DWAI being a lesser included offense and defendant’s attorney having requested its submission, submission would be mandatory were the prosecution under an indictment, provided only there were a reasonable view of the evidence to support a DWAI finding (CPL 300.50, subd 2). Prosecution in the instant case was, however, under an information and CPL 360.50, which governs what counts are to be submitted to the jury in a prosecution on information, though it contains cross references to CPL 300.30 and 300.40, does not refer to CPL 300.50. Presumably this is because the last sentence of CPL 360.50 (subd 2) is intended to provide the rule governing submission of lesser offenses on prosecution of an information.

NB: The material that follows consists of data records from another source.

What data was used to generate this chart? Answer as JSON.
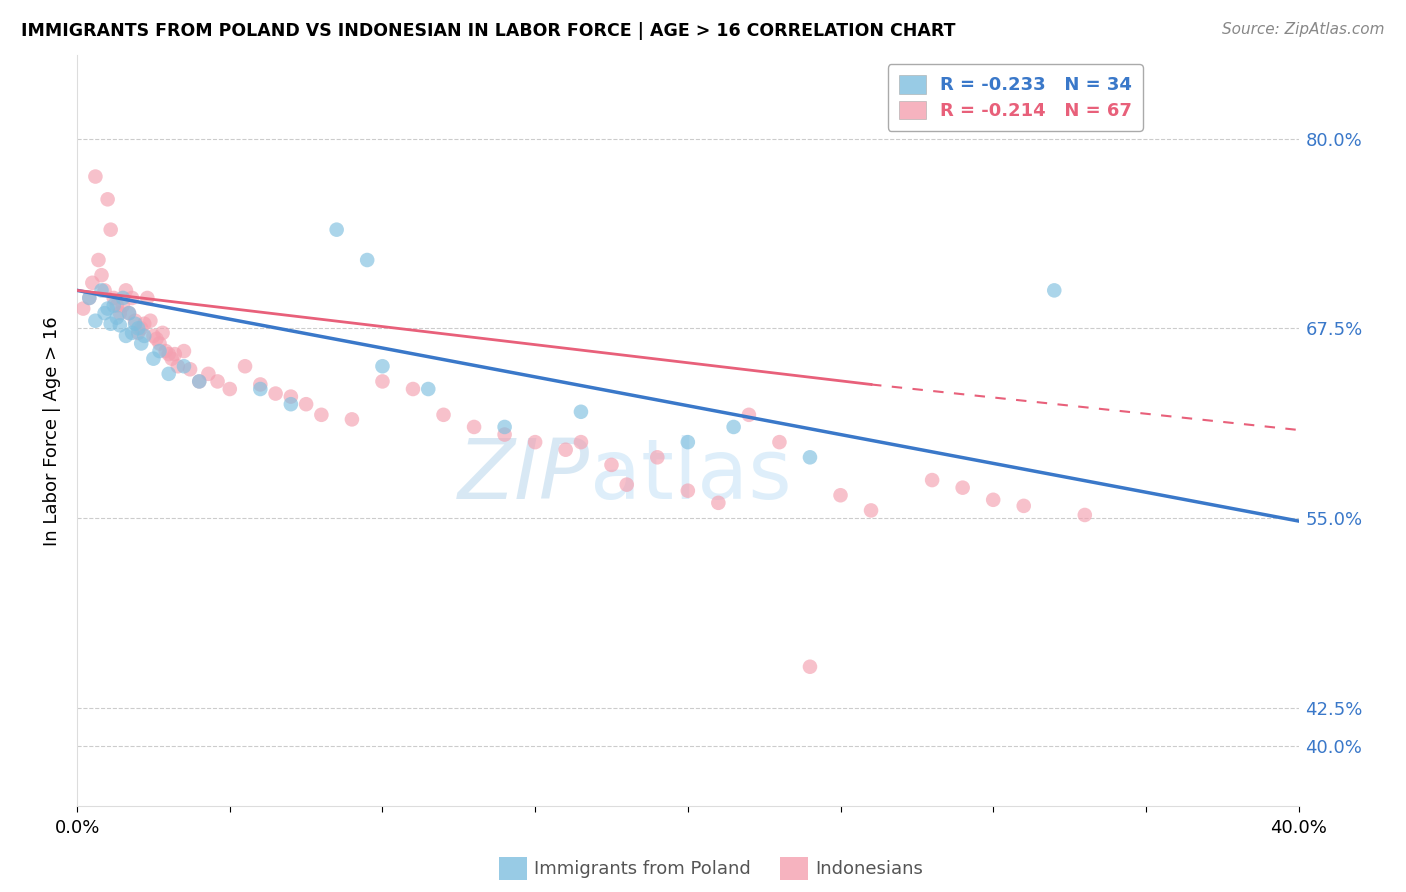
{
  "title": "IMMIGRANTS FROM POLAND VS INDONESIAN IN LABOR FORCE | AGE > 16 CORRELATION CHART",
  "source": "Source: ZipAtlas.com",
  "ylabel": "In Labor Force | Age > 16",
  "xlim": [
    0.0,
    0.4
  ],
  "ylim": [
    0.36,
    0.855
  ],
  "ytick_vals": [
    0.4,
    0.425,
    0.55,
    0.675,
    0.8
  ],
  "ytick_labels": [
    "40.0%",
    "42.5%",
    "55.0%",
    "67.5%",
    "80.0%"
  ],
  "poland_color": "#7fbfdf",
  "indonesian_color": "#f4a0b0",
  "poland_line_color": "#3a78c9",
  "indonesian_line_color": "#e8607a",
  "background_color": "#ffffff",
  "grid_color": "#cccccc",
  "watermark": "ZIPatlas",
  "poland_label": "R = -0.233   N = 34",
  "indonesian_label": "R = -0.214   N = 67",
  "poland_x": [
    0.004,
    0.006,
    0.008,
    0.009,
    0.01,
    0.011,
    0.012,
    0.013,
    0.014,
    0.015,
    0.016,
    0.017,
    0.018,
    0.019,
    0.02,
    0.021,
    0.022,
    0.025,
    0.027,
    0.03,
    0.035,
    0.04,
    0.06,
    0.07,
    0.085,
    0.095,
    0.1,
    0.115,
    0.14,
    0.165,
    0.2,
    0.215,
    0.24,
    0.32
  ],
  "poland_y": [
    0.695,
    0.68,
    0.7,
    0.685,
    0.688,
    0.678,
    0.69,
    0.682,
    0.677,
    0.695,
    0.67,
    0.685,
    0.672,
    0.678,
    0.675,
    0.665,
    0.67,
    0.655,
    0.66,
    0.645,
    0.65,
    0.64,
    0.635,
    0.625,
    0.74,
    0.72,
    0.65,
    0.635,
    0.61,
    0.62,
    0.6,
    0.61,
    0.59,
    0.7
  ],
  "indonesian_x": [
    0.002,
    0.004,
    0.005,
    0.006,
    0.007,
    0.008,
    0.009,
    0.01,
    0.011,
    0.012,
    0.013,
    0.014,
    0.015,
    0.016,
    0.017,
    0.018,
    0.019,
    0.02,
    0.021,
    0.022,
    0.023,
    0.024,
    0.025,
    0.026,
    0.027,
    0.028,
    0.029,
    0.03,
    0.031,
    0.032,
    0.033,
    0.035,
    0.037,
    0.04,
    0.043,
    0.046,
    0.05,
    0.055,
    0.06,
    0.065,
    0.07,
    0.075,
    0.08,
    0.09,
    0.1,
    0.11,
    0.12,
    0.13,
    0.14,
    0.15,
    0.16,
    0.165,
    0.175,
    0.18,
    0.19,
    0.2,
    0.21,
    0.22,
    0.23,
    0.24,
    0.25,
    0.26,
    0.28,
    0.29,
    0.3,
    0.31,
    0.33
  ],
  "indonesian_y": [
    0.688,
    0.695,
    0.705,
    0.775,
    0.72,
    0.71,
    0.7,
    0.76,
    0.74,
    0.695,
    0.69,
    0.685,
    0.69,
    0.7,
    0.685,
    0.695,
    0.68,
    0.672,
    0.675,
    0.678,
    0.695,
    0.68,
    0.67,
    0.668,
    0.665,
    0.672,
    0.66,
    0.658,
    0.655,
    0.658,
    0.65,
    0.66,
    0.648,
    0.64,
    0.645,
    0.64,
    0.635,
    0.65,
    0.638,
    0.632,
    0.63,
    0.625,
    0.618,
    0.615,
    0.64,
    0.635,
    0.618,
    0.61,
    0.605,
    0.6,
    0.595,
    0.6,
    0.585,
    0.572,
    0.59,
    0.568,
    0.56,
    0.618,
    0.6,
    0.452,
    0.565,
    0.555,
    0.575,
    0.57,
    0.562,
    0.558,
    0.552
  ]
}
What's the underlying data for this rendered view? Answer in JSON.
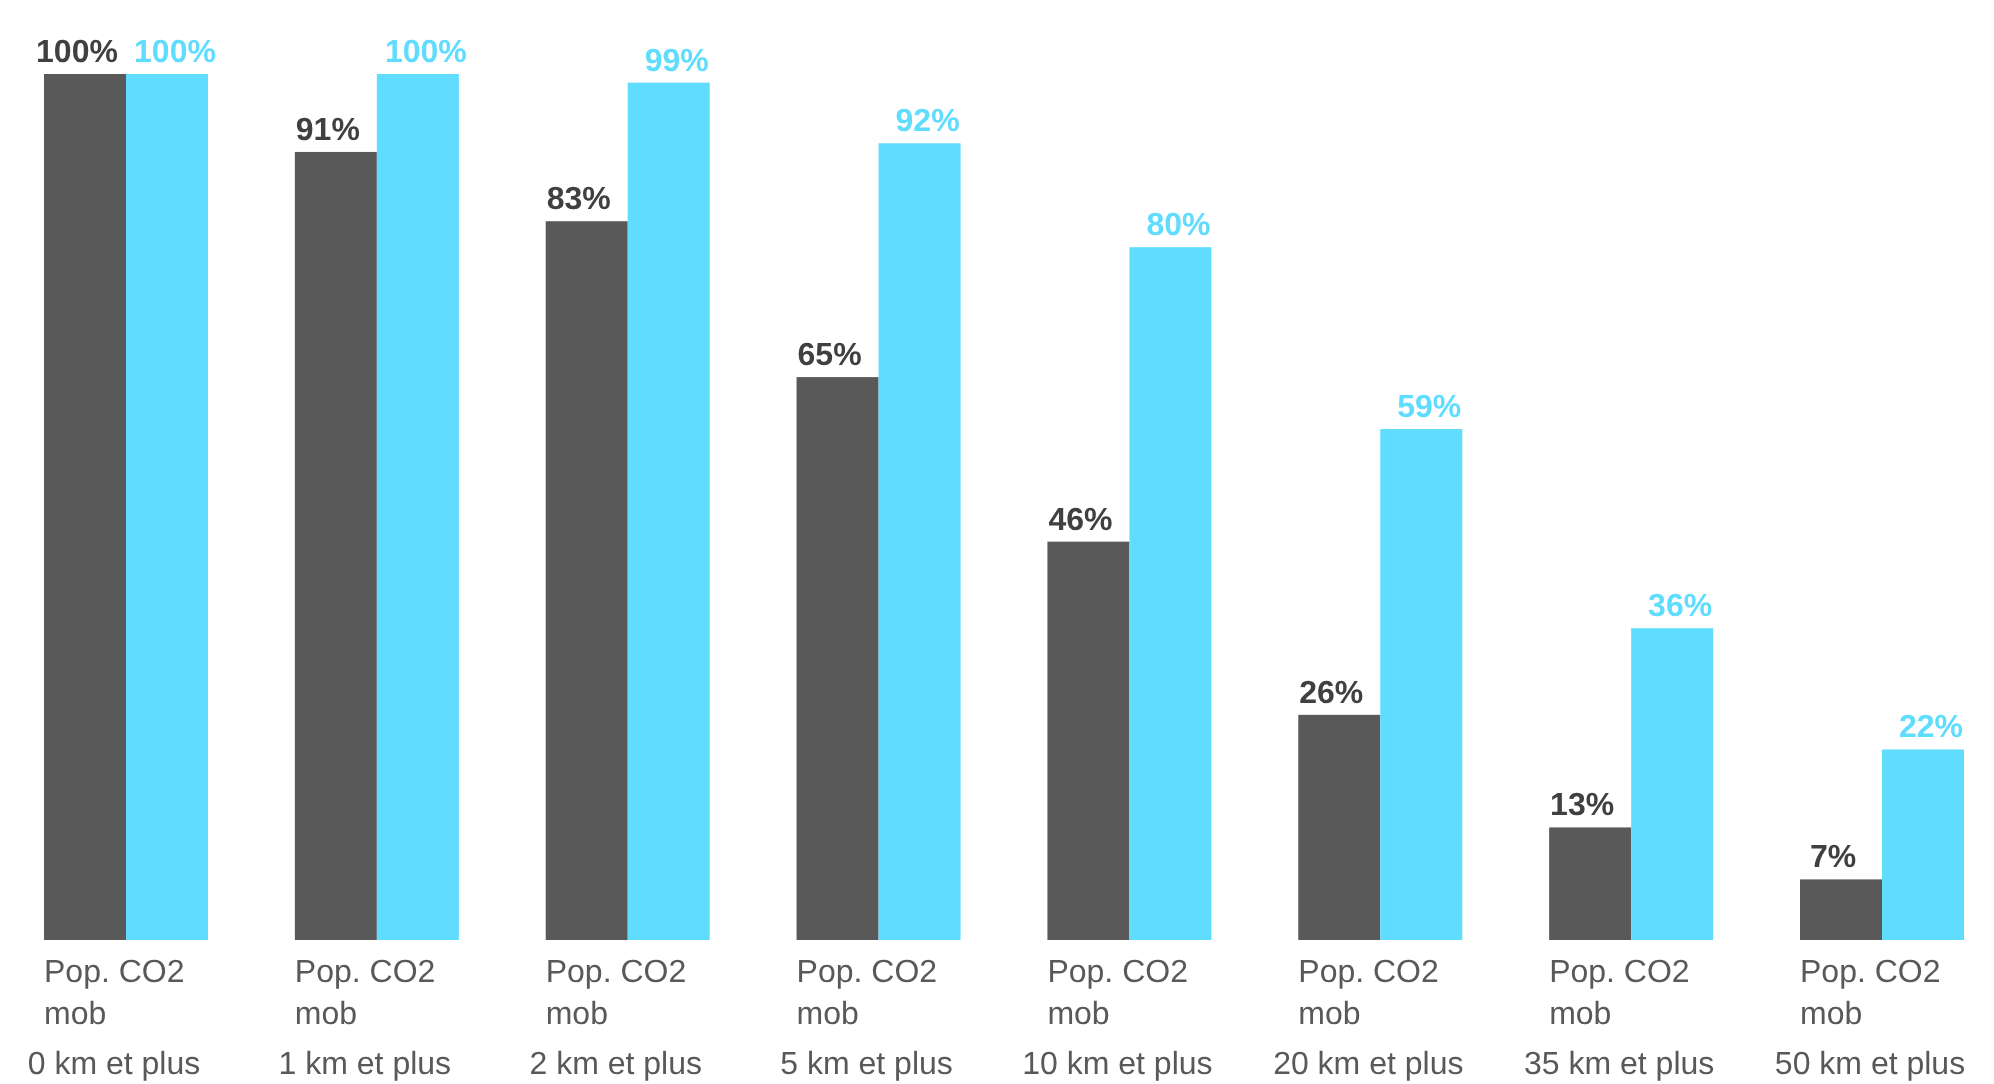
{
  "chart_data": {
    "type": "bar",
    "categories": [
      "0 km et plus",
      "1 km et plus",
      "2 km et plus",
      "5 km et plus",
      "10 km et plus",
      "20 km et plus",
      "35 km et plus",
      "50 km et plus"
    ],
    "series": [
      {
        "name": "Pop.",
        "color": "#595959",
        "values": [
          100,
          91,
          83,
          65,
          46,
          26,
          13,
          7
        ],
        "value_labels": [
          "100%",
          "91%",
          "83%",
          "65%",
          "46%",
          "26%",
          "13%",
          "7%"
        ]
      },
      {
        "name": "CO2 mob",
        "color": "#5fdcfe",
        "values": [
          100,
          100,
          99,
          92,
          80,
          59,
          36,
          22
        ],
        "value_labels": [
          "100%",
          "100%",
          "99%",
          "92%",
          "80%",
          "59%",
          "36%",
          "22%"
        ]
      }
    ],
    "ylim": [
      0,
      100
    ]
  }
}
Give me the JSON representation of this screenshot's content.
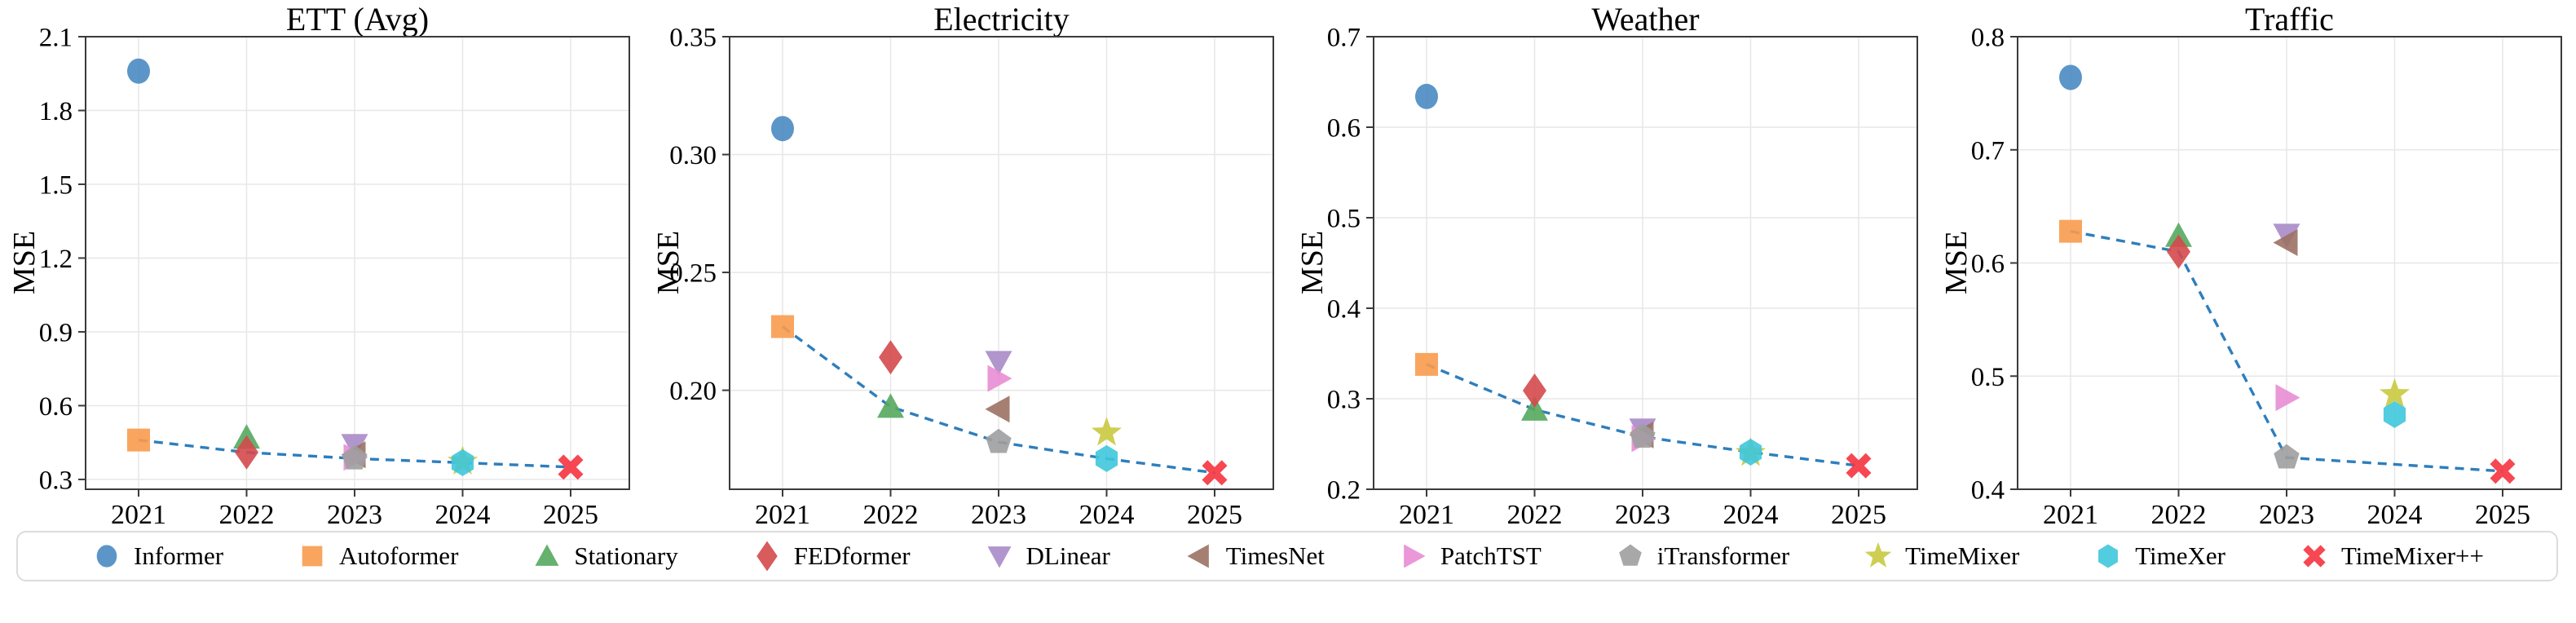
{
  "figure": {
    "kind": "academic-benchmark-figure",
    "x_axis_years": [
      2021,
      2022,
      2023,
      2024,
      2025
    ]
  },
  "style": {
    "background": "#ffffff",
    "grid_color": "#e7e7e7",
    "spine_color": "#3a3a3a",
    "trend_line_color": "#2e7ebc",
    "legend_border_color": "#dcdcdc"
  },
  "models": [
    {
      "name": "Informer",
      "marker": "circle",
      "color": "#4a8bc2"
    },
    {
      "name": "Autoformer",
      "marker": "square",
      "color": "#f89b4e"
    },
    {
      "name": "Stationary",
      "marker": "triangle_up",
      "color": "#55a85e"
    },
    {
      "name": "FEDformer",
      "marker": "diamond",
      "color": "#d4494c"
    },
    {
      "name": "DLinear",
      "marker": "triangle_down",
      "color": "#a98bc8"
    },
    {
      "name": "TimesNet",
      "marker": "triangle_left",
      "color": "#9c7164"
    },
    {
      "name": "PatchTST",
      "marker": "triangle_right",
      "color": "#e88dd3"
    },
    {
      "name": "iTransformer",
      "marker": "pentagon",
      "color": "#9e9e9e"
    },
    {
      "name": "TimeMixer",
      "marker": "star",
      "color": "#c9c93f"
    },
    {
      "name": "TimeXer",
      "marker": "hexagon",
      "color": "#3fc6dc"
    },
    {
      "name": "TimeMixer++",
      "marker": "x",
      "color": "#f5333f"
    }
  ],
  "legend": {
    "items": [
      "Informer",
      "Autoformer",
      "Stationary",
      "FEDformer",
      "DLinear",
      "TimesNet",
      "PatchTST",
      "iTransformer",
      "TimeMixer",
      "TimeXer",
      "TimeMixer++"
    ]
  },
  "chart_data": [
    {
      "type": "scatter",
      "title": "ETT (Avg)",
      "ylabel": "MSE",
      "x": [
        2021,
        2022,
        2023,
        2024,
        2025
      ],
      "ylim": [
        0.26,
        2.1
      ],
      "yticks": [
        0.3,
        0.6,
        0.9,
        1.2,
        1.5,
        1.8,
        2.1
      ],
      "ytick_decimals": 1,
      "grid": true,
      "points": [
        {
          "model": "Informer",
          "year": 2021,
          "mse": 1.96
        },
        {
          "model": "Autoformer",
          "year": 2021,
          "mse": 0.46
        },
        {
          "model": "Stationary",
          "year": 2022,
          "mse": 0.47
        },
        {
          "model": "FEDformer",
          "year": 2022,
          "mse": 0.41
        },
        {
          "model": "DLinear",
          "year": 2023,
          "mse": 0.44
        },
        {
          "model": "TimesNet",
          "year": 2023,
          "mse": 0.4
        },
        {
          "model": "PatchTST",
          "year": 2023,
          "mse": 0.39
        },
        {
          "model": "iTransformer",
          "year": 2023,
          "mse": 0.385
        },
        {
          "model": "TimeMixer",
          "year": 2024,
          "mse": 0.372
        },
        {
          "model": "TimeXer",
          "year": 2024,
          "mse": 0.368
        },
        {
          "model": "TimeMixer++",
          "year": 2025,
          "mse": 0.35
        }
      ],
      "sota_line": {
        "years": [
          2021,
          2022,
          2023,
          2024,
          2025
        ],
        "mse": [
          0.46,
          0.41,
          0.385,
          0.368,
          0.35
        ]
      }
    },
    {
      "type": "scatter",
      "title": "Electricity",
      "ylabel": "MSE",
      "x": [
        2021,
        2022,
        2023,
        2024,
        2025
      ],
      "ylim": [
        0.158,
        0.35
      ],
      "yticks": [
        0.2,
        0.25,
        0.3,
        0.35
      ],
      "ytick_decimals": 2,
      "grid": true,
      "points": [
        {
          "model": "Informer",
          "year": 2021,
          "mse": 0.311
        },
        {
          "model": "Autoformer",
          "year": 2021,
          "mse": 0.227
        },
        {
          "model": "Stationary",
          "year": 2022,
          "mse": 0.193
        },
        {
          "model": "FEDformer",
          "year": 2022,
          "mse": 0.214
        },
        {
          "model": "DLinear",
          "year": 2023,
          "mse": 0.212
        },
        {
          "model": "TimesNet",
          "year": 2023,
          "mse": 0.192
        },
        {
          "model": "PatchTST",
          "year": 2023,
          "mse": 0.205
        },
        {
          "model": "iTransformer",
          "year": 2023,
          "mse": 0.178
        },
        {
          "model": "TimeMixer",
          "year": 2024,
          "mse": 0.182
        },
        {
          "model": "TimeXer",
          "year": 2024,
          "mse": 0.171
        },
        {
          "model": "TimeMixer++",
          "year": 2025,
          "mse": 0.165
        }
      ],
      "sota_line": {
        "years": [
          2021,
          2022,
          2023,
          2024,
          2025
        ],
        "mse": [
          0.227,
          0.193,
          0.178,
          0.171,
          0.165
        ]
      }
    },
    {
      "type": "scatter",
      "title": "Weather",
      "ylabel": "MSE",
      "x": [
        2021,
        2022,
        2023,
        2024,
        2025
      ],
      "ylim": [
        0.2,
        0.7
      ],
      "yticks": [
        0.2,
        0.3,
        0.4,
        0.5,
        0.6,
        0.7
      ],
      "ytick_decimals": 1,
      "grid": true,
      "points": [
        {
          "model": "Informer",
          "year": 2021,
          "mse": 0.634
        },
        {
          "model": "Autoformer",
          "year": 2021,
          "mse": 0.338
        },
        {
          "model": "Stationary",
          "year": 2022,
          "mse": 0.288
        },
        {
          "model": "FEDformer",
          "year": 2022,
          "mse": 0.309
        },
        {
          "model": "DLinear",
          "year": 2023,
          "mse": 0.266
        },
        {
          "model": "TimesNet",
          "year": 2023,
          "mse": 0.26
        },
        {
          "model": "PatchTST",
          "year": 2023,
          "mse": 0.256
        },
        {
          "model": "iTransformer",
          "year": 2023,
          "mse": 0.258
        },
        {
          "model": "TimeMixer",
          "year": 2024,
          "mse": 0.24
        },
        {
          "model": "TimeXer",
          "year": 2024,
          "mse": 0.241
        },
        {
          "model": "TimeMixer++",
          "year": 2025,
          "mse": 0.226
        }
      ],
      "sota_line": {
        "years": [
          2021,
          2022,
          2023,
          2024,
          2025
        ],
        "mse": [
          0.338,
          0.288,
          0.258,
          0.241,
          0.226
        ]
      }
    },
    {
      "type": "scatter",
      "title": "Traffic",
      "ylabel": "MSE",
      "x": [
        2021,
        2022,
        2023,
        2024,
        2025
      ],
      "ylim": [
        0.4,
        0.8
      ],
      "yticks": [
        0.4,
        0.5,
        0.6,
        0.7,
        0.8
      ],
      "ytick_decimals": 1,
      "grid": true,
      "points": [
        {
          "model": "Informer",
          "year": 2021,
          "mse": 0.764
        },
        {
          "model": "Autoformer",
          "year": 2021,
          "mse": 0.628
        },
        {
          "model": "Stationary",
          "year": 2022,
          "mse": 0.624
        },
        {
          "model": "FEDformer",
          "year": 2022,
          "mse": 0.61
        },
        {
          "model": "DLinear",
          "year": 2023,
          "mse": 0.625
        },
        {
          "model": "TimesNet",
          "year": 2023,
          "mse": 0.618
        },
        {
          "model": "PatchTST",
          "year": 2023,
          "mse": 0.481
        },
        {
          "model": "iTransformer",
          "year": 2023,
          "mse": 0.428
        },
        {
          "model": "TimeMixer",
          "year": 2024,
          "mse": 0.484
        },
        {
          "model": "TimeXer",
          "year": 2024,
          "mse": 0.466
        },
        {
          "model": "TimeMixer++",
          "year": 2025,
          "mse": 0.416
        }
      ],
      "sota_line": {
        "years": [
          2021,
          2022,
          2023,
          2025
        ],
        "mse": [
          0.628,
          0.61,
          0.428,
          0.416
        ]
      }
    }
  ]
}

The sentence referred to provides: “In submitting a count charging a misdemeanor established by legally sufficient trial evidence, the court in its discretion may, in addition to submitting such misdemeanor, submit in the alternative any lesser included offense if there is a reasonable view of the evidence which would support a finding that the defendant committed such lesser offense but did not commit the misdemeanor charged.” It is not necessary to inquire concerning the basis for differentiation between indictment and information in making submission of a lesser included offense mandatory, for here the trial court denied the request on a mistaken view of the law rather than in the exercise of discretion. Nor does the County Judge’s conclusion remedy the situation, even if he had the power to do so, for his opinion shows that it too was based upon the law rather than discretion, that is, upon his conclusion that there was no reasonable view of the evidence which would support a finding of impairment but not of intoxication.

In reaching that conclusion the County Judge emphasized the testimony of the two officers who arrested defendant and of the Social Services Department employee. Except to comment that “Nowhere in the testimony is there any indication that the Appellant was acting as a normal, sober person”, however, he wholly ignored the testimony of defendant and her passenger that though she had had two drinks that evening she was not driving erratically and did not act unusually except as the officers’ threat to have her grandson placed in foster care caused her to speak forcefully and resist them.

To entitle defendant to a DWAI charge the evidence need not establish that she acted as a “normal, sober person,” but only that she had not been rendered incapable by alcoholic beverage of employing the physical or mental abilities needed to operate a car, even though her abilities to do so were to some degree impaired (cf. People v Cruz, supra, at pp 426-427). The standard by which that determination is to be made was succinctly stated in People v Henderson (41 NY2d 233, 236): “The court’s appraisal of the persuasiveness of the evidence indicating guilt of the higher count is irrelevant; the question simply is whether on any reasonable view of the evidence it is possible for the trier of the facts to acquit the defendant on the higher count * * * and still find him guilty on the lesser one” (see, also, People of Mussenden, 308 NY 558, 561-562).

In weighing the evidence as he did the County Judge assumed the responsibilities of the jury, for it cannot be said on the record before the City Court Judge that the evidence excluded “every possible hypothesis” ezcept driving while intoxicated (cf. People v Malave, 21 NY2d 26, 29) or that there was no reasonable view of the evidence that would support a jury finding of driving while defendant’s ability to operate a motor vehicle was impaired, bearing in mind the prerogative of the jury to accept or reject part or all of the defense’s or the prosecution’s proof (ibid.; People v Henderson, supra, at p 236; see Pitler, New York Criminal Practice Under the CPU [1979 Supp], 447).

For the foregoing reasons, the order of the County Court of the County of Cortland affirming the judgment of the City Court, City of Cortland, convicting defendant of driving while intoxicated should be reversed and a new trial ordered.

Chief Judge Cooke and Judges Jasen, Gabrielli, Jones, Wachtler and Fuchsberg concur.

Order reversed and a new trial ordered.